1

I am trying to extract the circled word from an image containing several different words.

For example, in this image:

Words

The "MAMBAHUNT" word should be extracted because it's circled.

Extracted word

My strategy so far is to find the straight lines in the image. Once I have the straight lines, I can get the intersections of them to find the corners and extract the desired image.

The way I've been trying to get the straight lines is by looping through each pixel and finding where several of them in a row have the same color. However, that gives false positives because some of the words would meet this criterion.

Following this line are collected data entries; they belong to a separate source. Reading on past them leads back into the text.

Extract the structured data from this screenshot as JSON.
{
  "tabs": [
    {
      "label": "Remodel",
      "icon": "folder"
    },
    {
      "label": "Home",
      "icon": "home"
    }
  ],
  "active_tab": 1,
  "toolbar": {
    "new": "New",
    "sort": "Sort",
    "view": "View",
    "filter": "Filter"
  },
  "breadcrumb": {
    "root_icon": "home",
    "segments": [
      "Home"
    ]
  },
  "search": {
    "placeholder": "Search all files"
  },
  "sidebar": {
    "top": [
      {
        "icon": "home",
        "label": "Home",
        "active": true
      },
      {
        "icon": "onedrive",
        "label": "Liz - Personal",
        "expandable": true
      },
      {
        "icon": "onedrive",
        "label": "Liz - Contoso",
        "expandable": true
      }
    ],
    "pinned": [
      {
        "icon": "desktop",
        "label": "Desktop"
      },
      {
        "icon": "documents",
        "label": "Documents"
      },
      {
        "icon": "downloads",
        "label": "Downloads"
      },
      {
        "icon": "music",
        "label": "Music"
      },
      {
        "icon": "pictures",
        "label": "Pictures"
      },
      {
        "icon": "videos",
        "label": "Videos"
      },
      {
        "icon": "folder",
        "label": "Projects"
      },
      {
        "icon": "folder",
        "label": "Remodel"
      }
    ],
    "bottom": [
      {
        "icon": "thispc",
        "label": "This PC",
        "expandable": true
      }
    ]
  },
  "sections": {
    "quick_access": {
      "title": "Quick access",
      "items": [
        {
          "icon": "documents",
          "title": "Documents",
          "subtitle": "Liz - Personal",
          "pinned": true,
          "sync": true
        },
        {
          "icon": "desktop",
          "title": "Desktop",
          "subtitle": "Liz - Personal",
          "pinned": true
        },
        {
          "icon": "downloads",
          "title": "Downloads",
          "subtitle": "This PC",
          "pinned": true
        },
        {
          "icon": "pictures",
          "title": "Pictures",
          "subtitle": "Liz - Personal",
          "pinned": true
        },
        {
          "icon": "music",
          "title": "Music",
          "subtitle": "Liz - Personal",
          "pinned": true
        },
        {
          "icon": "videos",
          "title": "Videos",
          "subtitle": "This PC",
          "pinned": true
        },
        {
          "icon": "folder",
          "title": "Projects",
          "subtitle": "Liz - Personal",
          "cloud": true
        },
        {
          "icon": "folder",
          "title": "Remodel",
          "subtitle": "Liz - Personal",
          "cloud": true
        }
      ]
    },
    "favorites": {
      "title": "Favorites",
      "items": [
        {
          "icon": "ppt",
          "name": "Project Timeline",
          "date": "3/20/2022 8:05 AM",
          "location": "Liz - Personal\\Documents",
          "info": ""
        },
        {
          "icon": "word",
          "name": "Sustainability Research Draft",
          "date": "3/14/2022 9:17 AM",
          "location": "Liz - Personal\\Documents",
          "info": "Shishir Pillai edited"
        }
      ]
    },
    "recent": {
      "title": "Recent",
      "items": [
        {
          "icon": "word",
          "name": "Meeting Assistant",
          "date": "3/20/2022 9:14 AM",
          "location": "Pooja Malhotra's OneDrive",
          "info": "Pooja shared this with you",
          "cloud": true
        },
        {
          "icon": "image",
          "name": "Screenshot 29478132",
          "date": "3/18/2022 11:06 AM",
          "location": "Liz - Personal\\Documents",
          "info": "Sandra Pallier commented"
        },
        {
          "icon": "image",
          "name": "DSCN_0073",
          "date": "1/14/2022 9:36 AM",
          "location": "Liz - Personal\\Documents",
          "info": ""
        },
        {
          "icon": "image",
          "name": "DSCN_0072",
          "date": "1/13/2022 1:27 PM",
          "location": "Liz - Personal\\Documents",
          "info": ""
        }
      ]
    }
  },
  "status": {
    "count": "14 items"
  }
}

Is there a better way to find straight lines in an image using PHP? Or a different strategy for extracting the circled word?

dangson
  • 45
  • 4
  • there are a couple of OCR libs for PHP, but I have never tried them and don't know if they are good, look for example at http://ocrsdk.com/documentation/quick-start/text-fields/?utm_source=stackoverflow.com&utm_medium=comment&utm_campaign=smm – herrjeh42 Mar 27 '13 at 06:55
  • I'm using Tesseract for OCR and it's actually quite good. However, I'm trying to get the circled region before running it through OCR. Otherwise all the other words would come through. – dangson Mar 27 '13 at 13:09
  • This posting mentions a few algorithms to detect lines http://stackoverflow.com/questions/11307219/recognize-pattern-in-images, there is another once specific for php: http://stackoverflow.com/questions/4142271/how-to-detect-a-partial-vertical-horizontal-line-in-a-image – herrjeh42 Mar 27 '13 at 14:16
  • And what about this one? http://stackoverflow.com/questions/8881326/hough-transform-with-php – herrjeh42 Mar 27 '13 at 14:18

1 Answers1

2

Trying to defy a captcha? :)

You can use the same algorithm to find all white lines in the image and check each gray line for whether it is adjacent to a white line. When it's not; it is a false positive. Not incredible efficient though.

Ronald Paul
  • 421
  • 2
  • 5